Cela peut se concevoir, les activités de renseignement, et particulièrement de ROEM faisaient l'objet, pendant Harmattan, d'une protection particulière (1). Trois capteurs étaient précisément cités : les SNA de la marine, ainsi que les Gabriel et les Mirage F1CR du 2.33 Savoie. Aucun des trois, pas plus que le travail abattu par l'escadron drone 1.33 Belfort, n'étaient mis en valeur, à Mont-de-Marsan, vendredi; qui accueillait pourtant le ministre de la défense.
Pour être passé à l'époque à plusieurs reprises à Solenzara, qui fut le nid de cette guerre discrète, dès la mi-mars, je peux témoigner que la consigne de silence (pas de discrétion, de silence) a été prise au sérieux, sur place, et appliquée. La façon de nier l'évidence -le travail du F1CR et du Gaby- avait manifestement été soigneusement répétée, tout comme la façon de protéger ces zones interdites de presse (2). Une fois de plus, le porte-avions de l'armée de l'air aura été une bonne base de projection, que ce soit pour les capteurs, la puissance et même le fret.
La même protection d'activité a été portée sur l'activité du drone Harfang, qui faisait l'objet d'un puissant embargo médiatique (3), ainsi que, dans une moindre mesure, sur la nacelle Reco-NG du Rafale : cette dernière faisant partie du "pack export" du Rafale, on pouvait la photographier, mais une fois dit qu'elle était merveilleuse -ce qui est vrai-, les conversations tournaient court avec les opérationnels.

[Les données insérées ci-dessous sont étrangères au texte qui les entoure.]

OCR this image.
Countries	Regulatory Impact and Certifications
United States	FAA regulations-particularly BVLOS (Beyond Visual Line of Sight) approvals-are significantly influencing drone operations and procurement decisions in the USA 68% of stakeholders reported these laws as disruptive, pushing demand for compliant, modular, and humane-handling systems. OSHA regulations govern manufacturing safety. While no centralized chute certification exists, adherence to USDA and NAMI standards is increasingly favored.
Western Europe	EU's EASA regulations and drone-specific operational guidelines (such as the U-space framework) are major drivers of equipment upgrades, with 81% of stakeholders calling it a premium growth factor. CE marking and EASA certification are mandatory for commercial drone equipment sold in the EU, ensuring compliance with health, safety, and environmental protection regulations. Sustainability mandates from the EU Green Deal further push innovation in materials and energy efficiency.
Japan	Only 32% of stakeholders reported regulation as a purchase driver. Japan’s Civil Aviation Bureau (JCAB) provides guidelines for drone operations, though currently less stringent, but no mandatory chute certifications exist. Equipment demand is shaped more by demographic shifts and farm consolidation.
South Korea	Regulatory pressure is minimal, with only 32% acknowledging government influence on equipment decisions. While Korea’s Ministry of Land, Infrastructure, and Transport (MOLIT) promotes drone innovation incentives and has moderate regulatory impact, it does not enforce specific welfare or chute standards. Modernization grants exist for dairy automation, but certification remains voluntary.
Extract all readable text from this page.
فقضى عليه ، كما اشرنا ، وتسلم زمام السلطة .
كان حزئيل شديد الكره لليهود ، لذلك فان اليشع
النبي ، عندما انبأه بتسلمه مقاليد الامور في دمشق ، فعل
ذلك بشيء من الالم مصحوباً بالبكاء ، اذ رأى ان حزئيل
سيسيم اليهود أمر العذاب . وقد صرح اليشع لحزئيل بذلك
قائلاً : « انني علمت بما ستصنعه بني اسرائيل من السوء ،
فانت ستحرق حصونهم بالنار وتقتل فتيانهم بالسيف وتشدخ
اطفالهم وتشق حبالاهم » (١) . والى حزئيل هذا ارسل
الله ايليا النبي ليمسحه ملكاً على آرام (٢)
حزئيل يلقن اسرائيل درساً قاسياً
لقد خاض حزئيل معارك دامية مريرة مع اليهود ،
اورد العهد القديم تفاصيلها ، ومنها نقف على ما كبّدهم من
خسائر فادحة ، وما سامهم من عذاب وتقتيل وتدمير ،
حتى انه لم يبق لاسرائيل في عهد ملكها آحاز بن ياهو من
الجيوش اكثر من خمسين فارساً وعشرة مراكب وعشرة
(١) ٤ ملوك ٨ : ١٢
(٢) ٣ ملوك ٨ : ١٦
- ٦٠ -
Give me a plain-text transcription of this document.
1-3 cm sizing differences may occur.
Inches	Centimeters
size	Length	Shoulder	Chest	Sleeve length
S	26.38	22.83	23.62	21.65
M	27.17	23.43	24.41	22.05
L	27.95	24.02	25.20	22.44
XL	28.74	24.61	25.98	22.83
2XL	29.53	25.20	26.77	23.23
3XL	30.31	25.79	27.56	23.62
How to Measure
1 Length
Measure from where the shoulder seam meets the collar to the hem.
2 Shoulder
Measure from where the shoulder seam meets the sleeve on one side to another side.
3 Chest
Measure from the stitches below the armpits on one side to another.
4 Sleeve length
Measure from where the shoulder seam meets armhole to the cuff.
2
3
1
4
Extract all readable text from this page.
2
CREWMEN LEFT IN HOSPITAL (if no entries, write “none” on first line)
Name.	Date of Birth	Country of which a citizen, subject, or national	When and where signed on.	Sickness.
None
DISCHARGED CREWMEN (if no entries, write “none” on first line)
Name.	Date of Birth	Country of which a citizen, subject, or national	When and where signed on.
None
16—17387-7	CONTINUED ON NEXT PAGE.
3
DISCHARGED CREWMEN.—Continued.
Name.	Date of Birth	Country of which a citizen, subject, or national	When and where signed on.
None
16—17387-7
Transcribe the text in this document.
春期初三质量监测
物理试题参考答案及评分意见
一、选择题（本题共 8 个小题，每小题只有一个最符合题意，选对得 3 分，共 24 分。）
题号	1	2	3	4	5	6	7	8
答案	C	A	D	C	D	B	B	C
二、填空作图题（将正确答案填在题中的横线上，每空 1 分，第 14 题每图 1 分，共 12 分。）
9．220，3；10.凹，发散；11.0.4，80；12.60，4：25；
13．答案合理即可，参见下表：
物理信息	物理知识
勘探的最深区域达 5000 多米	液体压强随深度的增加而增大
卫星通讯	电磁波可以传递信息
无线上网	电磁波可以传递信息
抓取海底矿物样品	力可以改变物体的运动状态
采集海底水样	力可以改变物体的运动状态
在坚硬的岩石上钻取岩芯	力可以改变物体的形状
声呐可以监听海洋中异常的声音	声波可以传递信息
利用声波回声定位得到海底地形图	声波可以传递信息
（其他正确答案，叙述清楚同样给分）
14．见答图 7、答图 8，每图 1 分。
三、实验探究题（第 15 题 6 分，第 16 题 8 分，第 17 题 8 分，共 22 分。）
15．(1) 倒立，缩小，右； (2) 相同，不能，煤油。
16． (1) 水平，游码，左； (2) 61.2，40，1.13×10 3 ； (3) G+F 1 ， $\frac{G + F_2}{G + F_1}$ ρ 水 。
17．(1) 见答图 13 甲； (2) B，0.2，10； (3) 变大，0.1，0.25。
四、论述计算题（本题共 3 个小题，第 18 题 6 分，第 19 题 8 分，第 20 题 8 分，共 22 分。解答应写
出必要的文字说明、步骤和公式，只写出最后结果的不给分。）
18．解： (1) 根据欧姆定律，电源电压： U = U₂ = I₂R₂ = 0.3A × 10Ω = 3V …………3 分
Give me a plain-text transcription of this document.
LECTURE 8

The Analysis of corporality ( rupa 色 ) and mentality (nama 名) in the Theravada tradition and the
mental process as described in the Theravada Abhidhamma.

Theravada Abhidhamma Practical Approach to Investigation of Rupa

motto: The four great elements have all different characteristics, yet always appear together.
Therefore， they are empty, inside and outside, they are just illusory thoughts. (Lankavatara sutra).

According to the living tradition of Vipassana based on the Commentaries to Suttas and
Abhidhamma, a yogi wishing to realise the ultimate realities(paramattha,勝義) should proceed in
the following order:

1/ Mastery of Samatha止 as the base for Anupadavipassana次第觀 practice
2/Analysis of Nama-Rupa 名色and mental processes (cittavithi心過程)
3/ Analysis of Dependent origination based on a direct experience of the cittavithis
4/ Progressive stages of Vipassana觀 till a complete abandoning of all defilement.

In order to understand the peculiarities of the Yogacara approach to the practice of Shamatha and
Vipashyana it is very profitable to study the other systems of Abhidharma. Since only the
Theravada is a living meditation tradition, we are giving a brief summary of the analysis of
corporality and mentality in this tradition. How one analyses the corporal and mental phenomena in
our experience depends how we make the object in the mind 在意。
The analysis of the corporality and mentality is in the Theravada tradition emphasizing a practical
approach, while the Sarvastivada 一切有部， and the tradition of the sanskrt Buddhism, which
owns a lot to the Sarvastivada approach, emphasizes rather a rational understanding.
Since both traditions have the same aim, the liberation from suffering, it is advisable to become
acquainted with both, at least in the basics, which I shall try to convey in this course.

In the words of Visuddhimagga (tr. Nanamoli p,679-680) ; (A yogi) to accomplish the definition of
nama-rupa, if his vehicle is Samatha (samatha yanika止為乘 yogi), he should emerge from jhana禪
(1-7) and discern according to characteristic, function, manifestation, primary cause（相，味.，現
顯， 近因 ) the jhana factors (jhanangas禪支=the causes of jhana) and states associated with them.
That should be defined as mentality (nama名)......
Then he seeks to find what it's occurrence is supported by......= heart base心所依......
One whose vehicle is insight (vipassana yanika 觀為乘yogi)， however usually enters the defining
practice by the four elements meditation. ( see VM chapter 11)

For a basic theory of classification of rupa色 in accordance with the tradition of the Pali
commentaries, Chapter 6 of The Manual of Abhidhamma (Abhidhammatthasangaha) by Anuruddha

Une fois la campagne terminée, une directive de communication de l'EMA a perduré, interdisant d'évoquer la thématique renseignement avec les journalistes : c'est témoigner de l'extrême sensibilité du sujet, en terme de communication opérationnelle, en tout cas.
On a pu constater comment la consigne avec été appliquée dans la marine, au plus haut niveau de la sous-marinade, avec pour résultat, un papier plutôt documenté paru dans le Monde sous la plume de ma camarade Nathalie Guibert (4), qui avait déjà récupéré les chiffres d'activité de l'ALAT, dès l'été.
Après, qu'on ne me dise, plus, et notamment dans la marine, que ce sont les journalistes qui nourrissent les guerres de clochers interarmées.
(1) on se rappellera, par exemple, que les largages de fret dans les djebels, pourtant aussi sensibles, si ce n'est, nettement plus sensibles car ils ne se font pas en standoff, n'ont pas eu droit à une telle protection, puisqu'ils ont fait la une du Figaro.
(2) il était pourtant possible, malgré tout, de croiser des représentants des trois services de renseignement abondés par le budget du ministère de la Défense, dans et autour de la base.
(3) c'est TF1 qui a pu, aux forceps, récupérer des images du drone.
(4) On a compris que comme douze ans plus tôt devant les gorges de Kotor, les SNA se sont relayés pour interdire et renseigner, une évidence, le seul élément manquant au puzzle étant le nombre de SNA mobilisés dans ce chouf submergé.